Sunday, October 30, 2011

Drawing for Animation

For the past 2 weeks, we have had a course with the somewhat misleading name, Drawing For Animation. I say "misleading" because what the course was really all about was animating rather than drawing. With terms such as flow and spacing explained and reflected on in depth, the course was my first entry into advanced animation (as opposed to basic animation where principles are applied rather than really understood). The requirements for the task was to, in a 5 second clip, show Stitch getting a fruit down from a tree. This is a result of the first 5-6 animation passes; from storytelling keys to the first few inbetweens:


The scene is going to be inbetweened, cleaned up and coloured in later classes.

Also, as part of the Drawing For Animation class, we had to each morning do Animation Croquis. We were drawing Stitch for the course, which meant that each morning we would put on a scene from Disney's Lilo and Stitch, stop frame through it 5 frames at a time, whilst spending 15-60 seconds on drawing Stitch off the screen. As the days went by, we shifted focus from drawing the poses and proportions of the character to NOT drawing at all, meaning only ANIMATING the movement and the flow, as shown in the last part of this clip, where the character becomes nothing but flow lines:


Our teacher during this course was a former student at the very same Character Animation education at The Animation Workhop which I'm currently attending, the wunderkind Frederik Villumsen assisted by Henrik S√łnniksen.

Saturday, October 8, 2011

Animation Basics 4: The Flour Sack ...and a Thank You

Animating the infamous flour sack is standard procedure when learning animation; it combines most of the basic principles in animation at their most basic states. Besides from being a great excersise it weight and acting, a thing I really learned a lot about whilst doing this assignment was timing. I can now say that I truly understand what is meant with animation being like music. Animation needs the same kind of variation in timing as music needs variation between brief and lasting, high and low notes - this is the way to keep an audience hooked when viewing longer clips. But timing is also crucial when you want to not only express an action but create life. For instance, for how long should a character look at an object before it reacts to it? It should not only look at the object for long enough that the audience understands that it is looking, it should look long enough that the audience believes that the character is seeing, thinking and processing what it's seeing. This is key in creating life; making each action you force upon a character seem like it comes from the character itself. These are just some of the many things I discovered and realized during the 5 days of doing this seemingly simple clip of animation.

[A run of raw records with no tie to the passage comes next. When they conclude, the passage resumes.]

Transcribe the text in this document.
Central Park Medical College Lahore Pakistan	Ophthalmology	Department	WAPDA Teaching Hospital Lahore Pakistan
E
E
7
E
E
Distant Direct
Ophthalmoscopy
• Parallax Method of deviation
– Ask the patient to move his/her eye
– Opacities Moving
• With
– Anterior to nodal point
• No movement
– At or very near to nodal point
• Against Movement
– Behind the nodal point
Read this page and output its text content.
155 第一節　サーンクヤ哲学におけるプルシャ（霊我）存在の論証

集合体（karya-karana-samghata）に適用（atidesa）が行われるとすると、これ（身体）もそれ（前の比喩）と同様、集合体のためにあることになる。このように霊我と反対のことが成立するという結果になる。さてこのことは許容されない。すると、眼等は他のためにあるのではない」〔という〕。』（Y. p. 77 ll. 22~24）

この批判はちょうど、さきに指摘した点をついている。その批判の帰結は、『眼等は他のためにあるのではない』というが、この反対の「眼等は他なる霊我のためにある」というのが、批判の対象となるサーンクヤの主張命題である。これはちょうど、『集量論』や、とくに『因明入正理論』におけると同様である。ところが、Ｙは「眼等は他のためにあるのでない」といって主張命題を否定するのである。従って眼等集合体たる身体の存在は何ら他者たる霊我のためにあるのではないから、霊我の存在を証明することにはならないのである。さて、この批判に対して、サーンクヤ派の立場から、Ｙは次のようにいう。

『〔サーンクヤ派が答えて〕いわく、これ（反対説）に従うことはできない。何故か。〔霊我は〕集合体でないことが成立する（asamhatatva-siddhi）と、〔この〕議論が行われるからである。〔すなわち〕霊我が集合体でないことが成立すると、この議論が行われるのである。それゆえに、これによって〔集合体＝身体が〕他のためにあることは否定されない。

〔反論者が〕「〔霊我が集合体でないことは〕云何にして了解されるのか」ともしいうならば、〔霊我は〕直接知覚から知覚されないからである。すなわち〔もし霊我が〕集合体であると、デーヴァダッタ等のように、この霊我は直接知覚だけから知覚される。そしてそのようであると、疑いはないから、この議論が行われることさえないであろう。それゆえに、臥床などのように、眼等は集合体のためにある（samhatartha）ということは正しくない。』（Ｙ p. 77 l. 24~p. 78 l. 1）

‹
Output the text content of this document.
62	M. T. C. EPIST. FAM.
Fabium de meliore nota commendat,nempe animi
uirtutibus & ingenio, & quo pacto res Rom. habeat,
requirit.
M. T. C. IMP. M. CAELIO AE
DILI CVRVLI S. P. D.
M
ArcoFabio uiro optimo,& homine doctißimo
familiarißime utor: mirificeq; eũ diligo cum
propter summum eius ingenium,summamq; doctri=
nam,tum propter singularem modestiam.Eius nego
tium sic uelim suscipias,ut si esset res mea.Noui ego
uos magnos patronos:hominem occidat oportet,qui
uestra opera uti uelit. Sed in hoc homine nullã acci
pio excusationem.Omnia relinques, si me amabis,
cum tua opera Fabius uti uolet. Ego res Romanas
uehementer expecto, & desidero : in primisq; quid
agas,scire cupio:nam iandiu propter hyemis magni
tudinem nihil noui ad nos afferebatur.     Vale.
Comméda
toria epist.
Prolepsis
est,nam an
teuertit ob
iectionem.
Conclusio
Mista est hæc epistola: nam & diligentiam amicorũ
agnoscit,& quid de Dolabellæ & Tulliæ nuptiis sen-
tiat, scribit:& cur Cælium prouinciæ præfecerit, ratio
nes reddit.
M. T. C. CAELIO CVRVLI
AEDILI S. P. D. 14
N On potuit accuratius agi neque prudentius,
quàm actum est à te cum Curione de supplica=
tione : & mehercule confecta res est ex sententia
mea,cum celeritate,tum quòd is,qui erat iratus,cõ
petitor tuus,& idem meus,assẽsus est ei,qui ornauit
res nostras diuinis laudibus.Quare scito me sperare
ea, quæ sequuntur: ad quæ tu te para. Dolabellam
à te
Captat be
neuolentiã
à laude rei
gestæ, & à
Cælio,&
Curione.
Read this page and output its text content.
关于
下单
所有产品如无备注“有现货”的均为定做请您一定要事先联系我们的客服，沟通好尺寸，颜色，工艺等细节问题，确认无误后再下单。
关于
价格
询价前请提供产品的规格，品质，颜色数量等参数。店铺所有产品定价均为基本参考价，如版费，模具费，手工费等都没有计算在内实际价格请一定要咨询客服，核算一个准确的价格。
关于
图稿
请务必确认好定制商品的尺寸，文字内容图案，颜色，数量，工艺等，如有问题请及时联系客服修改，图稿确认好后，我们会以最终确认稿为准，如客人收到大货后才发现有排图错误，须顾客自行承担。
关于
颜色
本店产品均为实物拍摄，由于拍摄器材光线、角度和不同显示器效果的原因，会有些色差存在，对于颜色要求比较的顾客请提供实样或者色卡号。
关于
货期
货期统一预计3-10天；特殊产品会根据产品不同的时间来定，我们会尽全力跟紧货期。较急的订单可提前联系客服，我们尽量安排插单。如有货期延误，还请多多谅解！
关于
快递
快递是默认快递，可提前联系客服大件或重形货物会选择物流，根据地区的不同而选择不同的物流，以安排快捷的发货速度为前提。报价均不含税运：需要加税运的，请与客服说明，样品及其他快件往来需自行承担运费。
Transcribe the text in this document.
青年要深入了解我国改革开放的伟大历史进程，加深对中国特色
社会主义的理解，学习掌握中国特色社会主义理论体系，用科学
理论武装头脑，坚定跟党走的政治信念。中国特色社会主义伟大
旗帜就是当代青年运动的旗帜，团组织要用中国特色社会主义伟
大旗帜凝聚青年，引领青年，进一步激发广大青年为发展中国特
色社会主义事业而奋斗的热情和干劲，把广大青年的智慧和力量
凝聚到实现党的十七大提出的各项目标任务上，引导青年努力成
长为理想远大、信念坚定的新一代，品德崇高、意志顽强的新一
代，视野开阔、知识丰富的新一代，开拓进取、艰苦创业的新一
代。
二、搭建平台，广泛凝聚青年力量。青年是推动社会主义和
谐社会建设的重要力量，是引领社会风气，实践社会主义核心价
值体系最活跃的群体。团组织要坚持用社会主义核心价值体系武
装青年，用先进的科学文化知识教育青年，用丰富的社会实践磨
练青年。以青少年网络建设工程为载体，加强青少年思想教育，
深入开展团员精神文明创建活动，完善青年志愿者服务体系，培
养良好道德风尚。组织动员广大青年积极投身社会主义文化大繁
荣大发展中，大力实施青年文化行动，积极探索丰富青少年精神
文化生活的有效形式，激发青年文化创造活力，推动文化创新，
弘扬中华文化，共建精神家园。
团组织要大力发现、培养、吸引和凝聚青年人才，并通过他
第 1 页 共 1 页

The flour sack concludes a 4 week course in basic animation with Mike Polvani (Hades from Disney's Hercules, The Iron Giant, The Little Mermaid) and his wife Cathlin (The Prince fo Egypt, The Powerpuff Girls). They have both offered great support; not only are they great artists, they're great people. Thank you.

Me and Mike Polvani in a badly staged photo - it's just too hard not to smile around these people :-)

Sunday, October 2, 2011

Animation Basics 3: Hitting A Table

In one day we had to animate a character (in my case, Trix) who was hitting a table with a hammer. The sequence had to loop but before it did so, it had to last exactly 50 frames. I focused mainly on the timing of the movement rather than the timing of the clip in my first attempt to solve the task:



Then I realized that my animation lasted only 18 frames so it was back to the drawing board - litteraly. Having little time to finish off the assignment, I chose to use limited animation to add another little touch to the movement, along with some more inbetweens (the added inbetweens aren't clean up but I think the result of this - making the character blink - is a nice way of showing exactly where I put in more drawings):


This week, I will finally get to animate the infamous Disney flour sack!